A DECISÃO DE QUERER OU NÃO TER UM FILHO
Todos os países da União Europeia — salvo a Polónia, Malta, Irlanda e Portugal — têm leis que permitem as mulheres interromper uma gravidez não desejada. Está demonstrado que uma utilização dos métodos anticonceptivos diminui o número de abortos mas não o faz desaparecer, porque nenhum método anticonceptivo é infalível. Segundo estudos realizados nos finais dos anos 90 — no Reino Unido, Itália e Turquia -, as razões que levaram mais mulheres a interromper uma gravidez não desejada nesses países foram a prática incorrecta do coito interrompido, a ruptura de preservativos ou o uso incorrecto da pílula.

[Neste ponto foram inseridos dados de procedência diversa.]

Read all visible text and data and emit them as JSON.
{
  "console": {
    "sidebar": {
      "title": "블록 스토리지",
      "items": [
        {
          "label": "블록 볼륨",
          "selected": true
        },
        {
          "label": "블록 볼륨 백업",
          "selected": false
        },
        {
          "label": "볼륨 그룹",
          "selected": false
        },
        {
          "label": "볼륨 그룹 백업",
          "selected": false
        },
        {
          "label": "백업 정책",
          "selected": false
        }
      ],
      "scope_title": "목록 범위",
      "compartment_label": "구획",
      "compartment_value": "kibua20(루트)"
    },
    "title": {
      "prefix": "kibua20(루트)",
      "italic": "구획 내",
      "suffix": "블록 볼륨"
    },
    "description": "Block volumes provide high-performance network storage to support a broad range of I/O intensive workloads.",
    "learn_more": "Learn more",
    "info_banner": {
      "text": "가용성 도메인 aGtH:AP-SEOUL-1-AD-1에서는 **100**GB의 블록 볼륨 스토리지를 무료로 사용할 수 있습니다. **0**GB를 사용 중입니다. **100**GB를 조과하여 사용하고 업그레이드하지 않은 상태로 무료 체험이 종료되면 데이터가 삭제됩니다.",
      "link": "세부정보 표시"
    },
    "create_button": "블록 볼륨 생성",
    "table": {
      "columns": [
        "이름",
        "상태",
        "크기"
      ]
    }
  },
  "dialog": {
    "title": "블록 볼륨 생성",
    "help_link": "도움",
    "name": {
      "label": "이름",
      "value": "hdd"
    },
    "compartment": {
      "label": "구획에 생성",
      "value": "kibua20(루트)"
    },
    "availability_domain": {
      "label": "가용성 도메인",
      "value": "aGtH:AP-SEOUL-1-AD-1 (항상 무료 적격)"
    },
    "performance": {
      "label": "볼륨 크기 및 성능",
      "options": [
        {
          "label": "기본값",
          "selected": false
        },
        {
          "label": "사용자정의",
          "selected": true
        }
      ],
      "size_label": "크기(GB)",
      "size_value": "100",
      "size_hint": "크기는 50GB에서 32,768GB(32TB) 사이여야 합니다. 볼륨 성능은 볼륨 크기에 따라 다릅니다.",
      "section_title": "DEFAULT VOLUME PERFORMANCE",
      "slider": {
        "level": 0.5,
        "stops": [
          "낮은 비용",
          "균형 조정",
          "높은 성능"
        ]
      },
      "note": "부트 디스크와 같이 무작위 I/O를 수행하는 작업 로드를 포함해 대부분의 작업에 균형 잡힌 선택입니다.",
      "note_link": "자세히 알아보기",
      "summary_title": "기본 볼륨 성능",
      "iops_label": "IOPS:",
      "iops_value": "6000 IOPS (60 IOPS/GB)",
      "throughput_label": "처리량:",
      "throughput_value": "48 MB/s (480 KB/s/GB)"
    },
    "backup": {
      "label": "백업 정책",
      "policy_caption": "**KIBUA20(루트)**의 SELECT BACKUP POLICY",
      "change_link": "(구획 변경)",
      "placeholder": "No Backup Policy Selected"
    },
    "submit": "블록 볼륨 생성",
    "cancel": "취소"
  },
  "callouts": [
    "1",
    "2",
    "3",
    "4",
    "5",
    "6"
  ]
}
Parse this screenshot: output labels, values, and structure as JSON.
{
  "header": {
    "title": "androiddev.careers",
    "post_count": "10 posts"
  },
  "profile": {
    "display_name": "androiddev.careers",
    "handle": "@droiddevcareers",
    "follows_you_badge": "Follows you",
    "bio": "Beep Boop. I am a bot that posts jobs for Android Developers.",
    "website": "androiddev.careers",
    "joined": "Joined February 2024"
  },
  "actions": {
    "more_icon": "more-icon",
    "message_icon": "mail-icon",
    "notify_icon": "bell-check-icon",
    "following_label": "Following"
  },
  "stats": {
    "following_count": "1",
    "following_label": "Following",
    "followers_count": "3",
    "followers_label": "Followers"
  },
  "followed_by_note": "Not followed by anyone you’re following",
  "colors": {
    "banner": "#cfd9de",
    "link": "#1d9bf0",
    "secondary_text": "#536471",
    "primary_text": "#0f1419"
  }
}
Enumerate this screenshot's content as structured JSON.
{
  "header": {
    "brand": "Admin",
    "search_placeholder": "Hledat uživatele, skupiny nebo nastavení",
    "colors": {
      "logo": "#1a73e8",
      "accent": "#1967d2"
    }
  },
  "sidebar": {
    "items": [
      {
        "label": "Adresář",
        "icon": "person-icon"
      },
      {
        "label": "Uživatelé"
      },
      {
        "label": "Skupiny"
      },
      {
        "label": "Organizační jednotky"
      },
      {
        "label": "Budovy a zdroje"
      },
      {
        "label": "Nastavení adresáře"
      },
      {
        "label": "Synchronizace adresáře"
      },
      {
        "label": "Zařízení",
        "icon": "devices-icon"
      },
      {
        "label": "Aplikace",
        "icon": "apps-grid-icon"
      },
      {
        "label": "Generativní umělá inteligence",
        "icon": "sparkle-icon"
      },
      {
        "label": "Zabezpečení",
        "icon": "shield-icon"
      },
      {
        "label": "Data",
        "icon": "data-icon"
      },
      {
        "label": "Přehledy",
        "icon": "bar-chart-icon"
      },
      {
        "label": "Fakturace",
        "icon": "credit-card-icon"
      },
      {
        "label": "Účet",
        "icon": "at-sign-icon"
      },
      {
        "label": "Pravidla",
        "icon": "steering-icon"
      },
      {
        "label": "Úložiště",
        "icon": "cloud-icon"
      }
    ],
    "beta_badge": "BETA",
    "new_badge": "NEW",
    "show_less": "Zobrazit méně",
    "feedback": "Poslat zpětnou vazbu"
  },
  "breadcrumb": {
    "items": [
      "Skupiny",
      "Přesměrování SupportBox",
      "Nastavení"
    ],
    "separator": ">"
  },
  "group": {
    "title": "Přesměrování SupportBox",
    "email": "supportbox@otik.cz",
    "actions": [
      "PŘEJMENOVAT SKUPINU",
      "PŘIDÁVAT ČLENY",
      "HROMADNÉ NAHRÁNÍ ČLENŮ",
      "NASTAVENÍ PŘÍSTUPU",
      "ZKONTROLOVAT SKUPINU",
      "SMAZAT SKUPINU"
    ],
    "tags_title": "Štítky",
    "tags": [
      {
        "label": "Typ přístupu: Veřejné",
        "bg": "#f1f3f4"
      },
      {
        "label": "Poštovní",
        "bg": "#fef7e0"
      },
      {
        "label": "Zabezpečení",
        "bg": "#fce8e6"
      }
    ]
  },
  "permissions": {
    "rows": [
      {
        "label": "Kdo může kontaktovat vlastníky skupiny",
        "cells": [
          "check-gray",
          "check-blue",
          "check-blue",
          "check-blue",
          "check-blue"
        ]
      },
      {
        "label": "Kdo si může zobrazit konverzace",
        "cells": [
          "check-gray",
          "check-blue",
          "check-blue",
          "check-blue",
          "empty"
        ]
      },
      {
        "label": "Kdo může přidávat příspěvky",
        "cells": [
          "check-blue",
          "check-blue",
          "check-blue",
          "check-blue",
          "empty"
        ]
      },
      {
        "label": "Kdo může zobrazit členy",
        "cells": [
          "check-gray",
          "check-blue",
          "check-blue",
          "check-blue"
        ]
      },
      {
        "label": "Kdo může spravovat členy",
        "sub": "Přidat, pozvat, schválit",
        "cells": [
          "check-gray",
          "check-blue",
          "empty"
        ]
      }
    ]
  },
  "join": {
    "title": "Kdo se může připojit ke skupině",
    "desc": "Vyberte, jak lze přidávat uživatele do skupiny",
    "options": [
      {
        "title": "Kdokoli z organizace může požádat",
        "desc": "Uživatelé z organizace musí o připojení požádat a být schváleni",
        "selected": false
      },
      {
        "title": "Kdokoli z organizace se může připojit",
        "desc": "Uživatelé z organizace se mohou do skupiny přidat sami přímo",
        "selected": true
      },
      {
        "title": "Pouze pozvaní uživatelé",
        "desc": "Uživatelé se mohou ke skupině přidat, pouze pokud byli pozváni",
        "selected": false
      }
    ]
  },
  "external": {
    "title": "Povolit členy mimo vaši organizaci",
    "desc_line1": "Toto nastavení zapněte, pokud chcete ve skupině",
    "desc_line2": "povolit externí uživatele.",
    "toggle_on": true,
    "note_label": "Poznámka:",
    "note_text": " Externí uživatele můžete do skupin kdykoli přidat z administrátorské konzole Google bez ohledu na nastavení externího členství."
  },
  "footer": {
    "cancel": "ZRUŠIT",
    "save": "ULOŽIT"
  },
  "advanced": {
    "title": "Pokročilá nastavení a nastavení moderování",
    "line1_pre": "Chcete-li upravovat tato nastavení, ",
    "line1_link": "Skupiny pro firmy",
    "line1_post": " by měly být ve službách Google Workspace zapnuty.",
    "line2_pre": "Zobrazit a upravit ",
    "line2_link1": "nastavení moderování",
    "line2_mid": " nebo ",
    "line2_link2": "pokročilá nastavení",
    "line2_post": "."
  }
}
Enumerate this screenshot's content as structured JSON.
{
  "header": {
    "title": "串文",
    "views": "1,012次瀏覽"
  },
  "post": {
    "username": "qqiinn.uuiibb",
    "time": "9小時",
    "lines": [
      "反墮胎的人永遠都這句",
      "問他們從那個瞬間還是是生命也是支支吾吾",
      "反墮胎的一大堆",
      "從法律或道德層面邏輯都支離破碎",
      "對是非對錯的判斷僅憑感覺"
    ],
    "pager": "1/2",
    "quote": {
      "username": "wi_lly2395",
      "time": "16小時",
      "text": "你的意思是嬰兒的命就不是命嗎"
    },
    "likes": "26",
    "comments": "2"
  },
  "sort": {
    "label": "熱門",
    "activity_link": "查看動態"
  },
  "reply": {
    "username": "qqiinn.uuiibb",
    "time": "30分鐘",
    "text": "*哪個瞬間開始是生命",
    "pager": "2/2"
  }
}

Também em Portugal é uma questão de responsabilidade social perceber (e ajudar a perceber) que as razões que levam uma mulher a abortar estão relacionadas com a saúde, com o bem-estar familiar e com a pobreza. Manter a criminalização do aborto é impedir as mulheres com menos recursos de decidir das suas vidas de modo a enfrentar situações de precariedade e discriminação. Para as mulheres com mais recursos é mais fácil passar a fronteira e abortar em Espanha, como aliás fazem as irlandesas em relação ao Reino Unido. Também nestes casos é o próprio país que deve garantir uma resposta médica, a única que pode ser universal e beneficiar de facto as mulheres.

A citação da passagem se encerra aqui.